If you had to live the rest of your life knowing you couldn’t die and had the ability to turn into anyone that you were emotionally connected to after they passed while fighting off weird shapeshifting creatures that can steal your forms along with your memories of them, how would you describe your life?

To Your Eternity tells us the story of Fushi, a coming-of-age tale of an immortal forced to bear the burden of existence and learning to grow in a rather unorthodox way or path as compared to the average person’s cycle of life. Born or rather created as a rock and placed into this world to endure all seasons until, on its last breath, a wolf finally came to lay on it allowing him to have his first experience as a living being. Though that description might make it feel like that’s the whole show, we’re only a few minutes into episode one. 

At the beginning, he or it, is described as an orb that captures the reflections of the things around it and changes in response.
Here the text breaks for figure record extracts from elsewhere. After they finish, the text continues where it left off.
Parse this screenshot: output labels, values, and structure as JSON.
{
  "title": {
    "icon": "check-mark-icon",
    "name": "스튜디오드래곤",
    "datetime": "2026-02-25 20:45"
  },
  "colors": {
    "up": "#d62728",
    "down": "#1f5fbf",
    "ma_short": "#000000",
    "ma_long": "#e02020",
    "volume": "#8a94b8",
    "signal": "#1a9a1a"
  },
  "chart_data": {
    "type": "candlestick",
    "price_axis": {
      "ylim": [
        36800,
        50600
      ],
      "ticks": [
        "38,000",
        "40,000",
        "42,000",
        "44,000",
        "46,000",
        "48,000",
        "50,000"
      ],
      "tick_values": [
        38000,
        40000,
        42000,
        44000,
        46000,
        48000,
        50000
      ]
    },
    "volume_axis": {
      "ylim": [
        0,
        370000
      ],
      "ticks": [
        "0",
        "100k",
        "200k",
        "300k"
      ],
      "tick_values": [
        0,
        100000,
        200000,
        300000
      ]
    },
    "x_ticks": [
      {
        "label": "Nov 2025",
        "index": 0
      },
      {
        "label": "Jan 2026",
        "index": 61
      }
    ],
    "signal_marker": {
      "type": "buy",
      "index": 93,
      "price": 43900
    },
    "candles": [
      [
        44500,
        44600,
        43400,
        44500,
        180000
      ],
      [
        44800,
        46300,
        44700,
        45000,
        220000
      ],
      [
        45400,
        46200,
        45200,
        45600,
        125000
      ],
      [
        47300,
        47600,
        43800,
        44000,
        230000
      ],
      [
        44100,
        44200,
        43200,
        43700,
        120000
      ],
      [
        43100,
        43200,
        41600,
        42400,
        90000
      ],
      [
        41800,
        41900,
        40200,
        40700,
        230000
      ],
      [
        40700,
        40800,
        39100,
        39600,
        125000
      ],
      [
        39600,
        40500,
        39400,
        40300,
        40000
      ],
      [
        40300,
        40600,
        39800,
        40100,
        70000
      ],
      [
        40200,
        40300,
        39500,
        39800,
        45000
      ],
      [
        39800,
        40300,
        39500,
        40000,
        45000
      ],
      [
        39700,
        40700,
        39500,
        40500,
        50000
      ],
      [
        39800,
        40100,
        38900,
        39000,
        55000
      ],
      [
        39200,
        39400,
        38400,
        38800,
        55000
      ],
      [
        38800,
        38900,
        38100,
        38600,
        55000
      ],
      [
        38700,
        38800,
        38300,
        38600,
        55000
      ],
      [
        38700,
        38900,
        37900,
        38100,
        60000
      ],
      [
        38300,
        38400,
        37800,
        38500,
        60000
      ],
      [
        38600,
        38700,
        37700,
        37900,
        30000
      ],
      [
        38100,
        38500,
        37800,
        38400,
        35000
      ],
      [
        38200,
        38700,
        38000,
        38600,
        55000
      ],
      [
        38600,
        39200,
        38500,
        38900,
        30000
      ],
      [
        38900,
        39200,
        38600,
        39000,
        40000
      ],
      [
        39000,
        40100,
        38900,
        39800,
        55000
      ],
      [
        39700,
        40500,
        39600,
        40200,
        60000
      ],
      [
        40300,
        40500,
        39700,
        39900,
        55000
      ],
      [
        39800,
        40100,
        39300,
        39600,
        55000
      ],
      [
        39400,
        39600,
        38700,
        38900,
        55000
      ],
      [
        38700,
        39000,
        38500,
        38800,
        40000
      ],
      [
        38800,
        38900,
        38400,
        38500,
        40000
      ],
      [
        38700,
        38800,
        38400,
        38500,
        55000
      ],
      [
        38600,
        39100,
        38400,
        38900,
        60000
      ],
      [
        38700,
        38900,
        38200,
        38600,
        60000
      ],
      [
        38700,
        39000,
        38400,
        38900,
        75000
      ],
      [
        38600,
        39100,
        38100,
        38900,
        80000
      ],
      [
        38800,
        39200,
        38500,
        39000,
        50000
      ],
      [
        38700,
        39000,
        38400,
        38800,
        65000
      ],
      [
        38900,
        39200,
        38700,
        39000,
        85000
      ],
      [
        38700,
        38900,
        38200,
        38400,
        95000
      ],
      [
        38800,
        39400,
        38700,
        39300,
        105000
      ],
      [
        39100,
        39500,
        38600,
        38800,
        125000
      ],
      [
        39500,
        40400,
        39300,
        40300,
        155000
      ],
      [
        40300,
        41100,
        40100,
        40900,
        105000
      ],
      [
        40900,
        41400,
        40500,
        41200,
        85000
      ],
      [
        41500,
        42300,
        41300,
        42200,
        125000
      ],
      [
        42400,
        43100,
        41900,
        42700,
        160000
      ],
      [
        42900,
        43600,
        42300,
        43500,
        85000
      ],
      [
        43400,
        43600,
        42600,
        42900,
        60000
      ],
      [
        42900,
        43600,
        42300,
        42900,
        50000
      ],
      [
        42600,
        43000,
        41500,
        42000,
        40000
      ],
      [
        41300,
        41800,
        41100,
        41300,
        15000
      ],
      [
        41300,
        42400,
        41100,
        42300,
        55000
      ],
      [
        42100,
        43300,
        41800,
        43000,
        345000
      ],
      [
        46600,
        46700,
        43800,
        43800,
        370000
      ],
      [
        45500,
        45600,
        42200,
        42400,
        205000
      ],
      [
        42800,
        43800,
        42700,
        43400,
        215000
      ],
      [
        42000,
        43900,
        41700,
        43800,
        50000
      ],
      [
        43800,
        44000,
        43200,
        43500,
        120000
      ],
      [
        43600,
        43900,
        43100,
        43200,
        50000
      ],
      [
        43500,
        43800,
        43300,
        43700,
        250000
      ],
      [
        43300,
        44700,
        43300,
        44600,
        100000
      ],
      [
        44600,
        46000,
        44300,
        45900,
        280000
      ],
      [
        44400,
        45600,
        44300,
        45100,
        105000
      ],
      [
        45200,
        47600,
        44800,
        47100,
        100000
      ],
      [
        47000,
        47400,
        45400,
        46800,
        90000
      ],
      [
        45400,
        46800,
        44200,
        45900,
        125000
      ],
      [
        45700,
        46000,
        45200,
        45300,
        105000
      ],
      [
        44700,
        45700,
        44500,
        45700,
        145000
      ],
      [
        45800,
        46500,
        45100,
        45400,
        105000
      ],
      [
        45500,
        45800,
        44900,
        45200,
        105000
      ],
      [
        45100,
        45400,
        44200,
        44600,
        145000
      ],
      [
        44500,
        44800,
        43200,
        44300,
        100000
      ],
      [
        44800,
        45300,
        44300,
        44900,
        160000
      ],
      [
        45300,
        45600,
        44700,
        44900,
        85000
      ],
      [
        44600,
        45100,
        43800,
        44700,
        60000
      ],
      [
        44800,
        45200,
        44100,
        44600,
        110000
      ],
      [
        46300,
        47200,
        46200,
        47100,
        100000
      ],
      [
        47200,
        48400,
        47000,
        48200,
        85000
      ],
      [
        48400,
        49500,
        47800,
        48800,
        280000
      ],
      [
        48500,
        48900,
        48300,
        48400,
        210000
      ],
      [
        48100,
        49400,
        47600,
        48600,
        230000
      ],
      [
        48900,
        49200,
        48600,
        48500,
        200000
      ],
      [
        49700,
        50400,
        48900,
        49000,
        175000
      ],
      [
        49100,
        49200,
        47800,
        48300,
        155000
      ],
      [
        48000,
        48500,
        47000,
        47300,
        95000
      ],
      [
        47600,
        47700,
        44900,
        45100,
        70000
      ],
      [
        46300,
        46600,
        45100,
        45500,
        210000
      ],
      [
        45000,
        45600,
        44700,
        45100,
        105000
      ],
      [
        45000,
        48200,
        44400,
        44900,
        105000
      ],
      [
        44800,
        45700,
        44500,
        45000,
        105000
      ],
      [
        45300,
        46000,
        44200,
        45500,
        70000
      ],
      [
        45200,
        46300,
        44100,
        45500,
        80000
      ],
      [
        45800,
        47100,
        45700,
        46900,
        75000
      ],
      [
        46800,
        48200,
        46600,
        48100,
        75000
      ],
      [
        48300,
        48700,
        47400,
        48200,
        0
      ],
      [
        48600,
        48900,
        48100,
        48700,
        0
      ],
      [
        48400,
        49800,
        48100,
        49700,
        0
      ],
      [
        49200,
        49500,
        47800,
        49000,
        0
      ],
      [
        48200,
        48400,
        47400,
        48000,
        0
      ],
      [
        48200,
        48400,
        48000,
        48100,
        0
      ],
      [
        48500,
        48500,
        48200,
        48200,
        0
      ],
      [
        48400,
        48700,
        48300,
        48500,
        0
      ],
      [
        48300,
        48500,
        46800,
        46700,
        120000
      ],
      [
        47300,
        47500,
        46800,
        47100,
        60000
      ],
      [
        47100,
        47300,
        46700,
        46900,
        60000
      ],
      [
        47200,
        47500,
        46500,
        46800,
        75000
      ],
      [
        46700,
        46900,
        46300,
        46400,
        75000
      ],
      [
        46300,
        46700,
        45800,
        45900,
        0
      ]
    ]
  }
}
It was cast unto the earth to be observed and spent its initial time as a rock that eventually grew moss as the surroundings became warmer. Fushi isn’t born aware of his state. He just exists unaware of the events taking place around him and unable to express himself. The fact that it’s animated makes you perceive the events of the show with less impact of their severity but nonetheless has its fair share of tear-jerking moments. Of course, what would you expect from the writer of A Silent Voice, a show that deserves its own segment. But not to get too distracted, Fushi braves the snow trying to familiarise himself with what it’s like to walk, he finds a small home with a boy living alone that recognises him. You inevitably realise that the boy thinks he’s talking to his pet wolf, that passed away a few minutes ago, while Fushi is still trying to comprehend he’s sudden consciousness and at the end of the episode, you discover how this being came to be called Fushi and thus begins the adventures of our non-dying friend.

I can’t give out too much so as not to spoil the show more than I already have done but what makes it interesting is how it lets us view life and death from a new perspective. Immortality alone is its own weight to bear on top of navigating human emotions and how to deal with them as a demigod so to say. Fushi goes through plenty of adversity like having to learn to walk, being taught table manners by a 10-year-old, the complexities of making friends, the dangers of having enemies that could hurt your friends, enemies that could steal your memories. Though the first problems might not seem as serious, they all play a part in summing up into this holistic difficulty of being human or growing up like one. 

On this journey we meet plenty of side characters that act as anchors to our main character slowly keeping him sane and showing him that there’s more to life than just running.

You’ll start to sympathise with the characters you hated and bond with some that you probably shouldn’t for the sake of your own mental health and all this comes together to tell a beautiful and heartwarming story with amazing scores by Ryo Kawasaki that enable to capture the emotional essence of each scene fully immersing you into each episode and character.

Anime is often poorly perceived due to the ideology of animations being for children but they, in their own way, tackle the issues we deal with in a manner in which even children can perceive. They tell stories for everyone with an expressiveness that can not be achieved with movies because live action lacks the flexibility of facial expressions that an animator can create with a pencil and paper. There’s a whole new world waiting for you outside the comfort of realism. All you have to do is read a few subtitles and open up. To Your Eternity is just one step on a staircase to heaven and like Fushi, you’re just one step away from changing your life.